If the Executor has complied with certain requirements for distribution of the estate, he/she will not face personal liability for any claims made against the estate subsequent to distribution. Those requirements are:
- That the estate assets are distributed at least 6 months after the deceased's date of death;
- That the executor has published a 30 day notice of his/her intent to distribute the estate; and
- That the time specified in the notice has expired.
An additional issue to be taken into account by an executor when considering when to distribute, concerns claims against the estate by a relative or a dependent of the deceased, for provision. An executor should be aware that potential claims for family provision must be filed within 12 months of the date of death of the deceased. An executor who distributes the estate prior to the expiration of that 12 month period may be held personally liable if he/she has distributed the estate knowing of a potential claim for provision and there are no funds remaining to satisfy any successful claim made within that period.
The timing of distribution by the executor in each case depends on the facts of the case and an assessment of the particular risks of a claim against the estate in each case.

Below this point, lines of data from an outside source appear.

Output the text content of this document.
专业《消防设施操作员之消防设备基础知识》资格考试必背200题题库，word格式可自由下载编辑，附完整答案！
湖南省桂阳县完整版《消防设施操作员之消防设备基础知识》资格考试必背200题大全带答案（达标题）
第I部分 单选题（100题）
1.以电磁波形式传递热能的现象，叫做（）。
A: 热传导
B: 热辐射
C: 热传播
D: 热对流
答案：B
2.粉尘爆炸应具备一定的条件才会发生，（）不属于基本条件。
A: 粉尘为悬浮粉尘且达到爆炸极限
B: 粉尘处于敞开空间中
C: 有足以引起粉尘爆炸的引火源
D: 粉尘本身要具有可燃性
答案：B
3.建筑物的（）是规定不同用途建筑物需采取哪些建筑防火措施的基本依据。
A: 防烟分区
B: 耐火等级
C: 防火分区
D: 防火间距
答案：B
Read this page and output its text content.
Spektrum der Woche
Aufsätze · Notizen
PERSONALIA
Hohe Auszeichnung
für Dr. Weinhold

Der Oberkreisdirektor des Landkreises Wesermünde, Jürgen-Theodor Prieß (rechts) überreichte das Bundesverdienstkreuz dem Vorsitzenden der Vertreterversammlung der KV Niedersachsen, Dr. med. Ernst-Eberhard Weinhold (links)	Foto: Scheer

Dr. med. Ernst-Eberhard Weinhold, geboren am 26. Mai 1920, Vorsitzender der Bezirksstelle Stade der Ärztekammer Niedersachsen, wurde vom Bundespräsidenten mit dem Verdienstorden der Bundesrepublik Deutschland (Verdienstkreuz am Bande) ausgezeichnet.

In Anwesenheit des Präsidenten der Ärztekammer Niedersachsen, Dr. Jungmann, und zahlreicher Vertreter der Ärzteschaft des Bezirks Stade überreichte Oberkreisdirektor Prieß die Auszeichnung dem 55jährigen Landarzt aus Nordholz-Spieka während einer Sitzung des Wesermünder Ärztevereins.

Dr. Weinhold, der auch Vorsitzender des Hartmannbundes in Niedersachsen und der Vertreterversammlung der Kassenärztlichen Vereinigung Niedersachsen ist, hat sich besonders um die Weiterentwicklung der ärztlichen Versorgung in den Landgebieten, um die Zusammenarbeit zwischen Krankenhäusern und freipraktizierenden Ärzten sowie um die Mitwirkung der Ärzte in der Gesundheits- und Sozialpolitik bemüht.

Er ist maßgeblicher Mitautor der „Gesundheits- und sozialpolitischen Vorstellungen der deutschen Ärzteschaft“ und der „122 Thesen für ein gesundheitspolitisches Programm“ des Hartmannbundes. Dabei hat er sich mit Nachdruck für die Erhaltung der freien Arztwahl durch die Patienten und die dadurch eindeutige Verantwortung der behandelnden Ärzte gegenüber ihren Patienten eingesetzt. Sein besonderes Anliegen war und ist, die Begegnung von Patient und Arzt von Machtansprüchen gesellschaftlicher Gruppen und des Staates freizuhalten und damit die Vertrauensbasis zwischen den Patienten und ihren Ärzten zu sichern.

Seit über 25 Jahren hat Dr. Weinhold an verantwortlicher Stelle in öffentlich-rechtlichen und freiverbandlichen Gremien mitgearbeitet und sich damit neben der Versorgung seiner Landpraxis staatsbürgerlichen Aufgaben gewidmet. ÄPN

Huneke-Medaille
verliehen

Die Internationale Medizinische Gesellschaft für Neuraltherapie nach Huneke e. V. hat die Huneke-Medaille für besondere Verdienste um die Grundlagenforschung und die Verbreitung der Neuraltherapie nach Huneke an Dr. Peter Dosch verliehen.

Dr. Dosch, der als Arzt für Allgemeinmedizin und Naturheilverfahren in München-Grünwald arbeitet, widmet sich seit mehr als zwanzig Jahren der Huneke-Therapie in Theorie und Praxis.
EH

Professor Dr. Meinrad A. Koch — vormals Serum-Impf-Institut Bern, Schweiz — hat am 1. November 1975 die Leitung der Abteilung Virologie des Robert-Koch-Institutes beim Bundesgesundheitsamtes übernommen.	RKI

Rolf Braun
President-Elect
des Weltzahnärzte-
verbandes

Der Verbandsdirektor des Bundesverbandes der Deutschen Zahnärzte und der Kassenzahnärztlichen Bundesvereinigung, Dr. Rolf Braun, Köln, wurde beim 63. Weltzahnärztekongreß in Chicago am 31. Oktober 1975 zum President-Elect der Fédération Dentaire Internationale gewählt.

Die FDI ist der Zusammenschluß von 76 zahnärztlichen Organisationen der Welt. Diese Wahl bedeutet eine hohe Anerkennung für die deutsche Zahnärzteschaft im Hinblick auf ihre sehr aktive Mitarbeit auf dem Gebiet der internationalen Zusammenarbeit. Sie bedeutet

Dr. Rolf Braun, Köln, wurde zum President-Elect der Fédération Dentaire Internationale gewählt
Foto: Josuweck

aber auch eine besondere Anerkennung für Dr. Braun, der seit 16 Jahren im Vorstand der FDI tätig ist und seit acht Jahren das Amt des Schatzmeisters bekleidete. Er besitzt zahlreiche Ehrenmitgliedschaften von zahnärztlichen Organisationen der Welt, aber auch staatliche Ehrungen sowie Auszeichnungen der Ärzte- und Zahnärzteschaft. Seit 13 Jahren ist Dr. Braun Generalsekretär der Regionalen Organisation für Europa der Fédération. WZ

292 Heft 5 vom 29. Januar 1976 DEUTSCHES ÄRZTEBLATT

An executor who distributes the estate early can be held personally liable for shortfalls that result from early distribution. As a general rule, if an executor wants to avoid potential personal liability to a creditor, beneficiary or other person, (other than in relation to a family provision claim) they should delay distribution until the expiry of the later of the expiry of the 30 day notice and the passage of six months from the date of death. If an executor wants to avoid potential personal liability to a claimant for family provision, then they should delay distribution till the expiry of 12 months from the date of death.
Careful consideration of the possible risks and rewards of early distribution of the estate must be made by the executor prior to any distribution.
The content of this article is intended to provide a general guide to the subject matter. Specialist advice should be sought about your specific circumstances.